Wat is Apache Spark?

Laatst bijgewerkt: 25 juni 2025

Leestijd: 12 minuten

Apache Spark, Big Data, Distributed Computing, Data Engineering, ETL

Een complete gids over Apache Spark: het distributed computing framework dat big data processing, machine learning en real-time analytics revolutioneerde.

Definitie

Apache Spark is een open-source, distributed computing framework voor grootschalige dataverwerking. Het biedt programmeerinterfaces voor complete clusters met ingebouwde fault tolerance en data parallelism. Spark is tot 100x sneller dan Hadoop MapReduce voor bepaalde workloads door in-memory computing.

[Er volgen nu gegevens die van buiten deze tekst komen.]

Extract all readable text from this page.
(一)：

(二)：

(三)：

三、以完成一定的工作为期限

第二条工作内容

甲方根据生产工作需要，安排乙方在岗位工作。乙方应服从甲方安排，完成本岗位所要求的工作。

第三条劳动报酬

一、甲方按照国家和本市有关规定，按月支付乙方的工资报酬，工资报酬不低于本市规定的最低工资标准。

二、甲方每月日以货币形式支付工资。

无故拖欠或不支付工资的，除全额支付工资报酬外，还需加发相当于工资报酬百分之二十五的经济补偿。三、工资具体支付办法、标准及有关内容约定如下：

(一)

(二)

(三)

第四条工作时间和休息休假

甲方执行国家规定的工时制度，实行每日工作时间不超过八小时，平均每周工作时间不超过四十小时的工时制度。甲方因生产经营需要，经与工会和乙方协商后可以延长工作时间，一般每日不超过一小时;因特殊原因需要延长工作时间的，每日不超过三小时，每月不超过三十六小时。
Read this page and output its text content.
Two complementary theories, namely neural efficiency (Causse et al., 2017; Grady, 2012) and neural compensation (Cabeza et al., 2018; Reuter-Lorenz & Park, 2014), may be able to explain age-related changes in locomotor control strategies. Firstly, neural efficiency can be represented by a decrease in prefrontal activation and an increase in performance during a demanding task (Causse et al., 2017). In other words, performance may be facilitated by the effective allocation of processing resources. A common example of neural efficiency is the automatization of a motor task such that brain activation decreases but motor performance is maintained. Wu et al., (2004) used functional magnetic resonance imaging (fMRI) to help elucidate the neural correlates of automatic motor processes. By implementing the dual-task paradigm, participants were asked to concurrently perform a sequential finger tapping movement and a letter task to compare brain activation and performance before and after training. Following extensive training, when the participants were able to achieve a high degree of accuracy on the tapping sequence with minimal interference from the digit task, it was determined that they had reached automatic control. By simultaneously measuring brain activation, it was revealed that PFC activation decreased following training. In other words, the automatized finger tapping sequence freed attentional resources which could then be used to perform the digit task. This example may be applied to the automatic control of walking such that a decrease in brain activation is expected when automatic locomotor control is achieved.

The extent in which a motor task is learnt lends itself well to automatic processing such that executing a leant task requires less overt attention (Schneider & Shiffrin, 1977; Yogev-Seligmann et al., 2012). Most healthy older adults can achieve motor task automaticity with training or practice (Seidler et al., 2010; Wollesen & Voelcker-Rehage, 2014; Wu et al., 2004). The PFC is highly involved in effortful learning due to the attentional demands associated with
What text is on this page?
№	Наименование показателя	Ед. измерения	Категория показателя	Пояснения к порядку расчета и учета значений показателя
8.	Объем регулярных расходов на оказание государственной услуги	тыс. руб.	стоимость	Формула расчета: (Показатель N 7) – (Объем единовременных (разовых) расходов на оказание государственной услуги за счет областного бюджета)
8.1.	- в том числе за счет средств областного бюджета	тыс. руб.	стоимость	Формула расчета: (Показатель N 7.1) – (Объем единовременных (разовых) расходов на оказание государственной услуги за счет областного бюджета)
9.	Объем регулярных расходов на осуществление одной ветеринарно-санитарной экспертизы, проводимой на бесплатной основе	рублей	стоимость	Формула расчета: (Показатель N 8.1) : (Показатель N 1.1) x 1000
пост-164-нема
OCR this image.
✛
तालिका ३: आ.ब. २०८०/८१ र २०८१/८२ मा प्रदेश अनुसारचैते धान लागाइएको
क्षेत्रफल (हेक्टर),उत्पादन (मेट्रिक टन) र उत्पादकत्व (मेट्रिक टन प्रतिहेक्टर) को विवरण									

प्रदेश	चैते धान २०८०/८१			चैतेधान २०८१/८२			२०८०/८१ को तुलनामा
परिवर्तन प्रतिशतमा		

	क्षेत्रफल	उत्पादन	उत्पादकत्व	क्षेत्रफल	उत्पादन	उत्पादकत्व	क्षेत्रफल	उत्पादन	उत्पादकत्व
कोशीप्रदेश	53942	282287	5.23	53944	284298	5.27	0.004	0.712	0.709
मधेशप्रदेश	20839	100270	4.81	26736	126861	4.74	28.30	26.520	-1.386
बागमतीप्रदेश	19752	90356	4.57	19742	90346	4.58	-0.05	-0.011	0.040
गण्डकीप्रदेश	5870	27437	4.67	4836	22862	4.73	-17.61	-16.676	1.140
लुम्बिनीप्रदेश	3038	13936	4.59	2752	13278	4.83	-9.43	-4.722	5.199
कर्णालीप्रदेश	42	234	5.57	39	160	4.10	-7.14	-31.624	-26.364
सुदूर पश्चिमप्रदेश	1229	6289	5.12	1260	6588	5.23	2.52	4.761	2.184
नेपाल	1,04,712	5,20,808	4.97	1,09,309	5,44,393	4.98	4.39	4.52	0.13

Waarom Apache Spark Belangrijk is?

Apache Spark heeft big data processing getransformeerd door:

Snelheid: In-memory computing maakt iteratieve processing mogelijk
Eenvoud: High-level APIs in Java, Scala, Python en R
Universaliteit: Eén framework voor batch, streaming, SQL en ML
Schaalbaarheid: Van enkele servers tot duizenden nodes
Fault tolerance: Automatisch herstel van node failures

Belangrijkste Inzicht

Spark's kracht ligt in zijn Resilient Distributed Datasets (RDDs) en Directed Acyclic Graph (DAG) execution engine, die efficiënte data processing mogelijk maken zonder de complexiteit van traditionele MapReduce.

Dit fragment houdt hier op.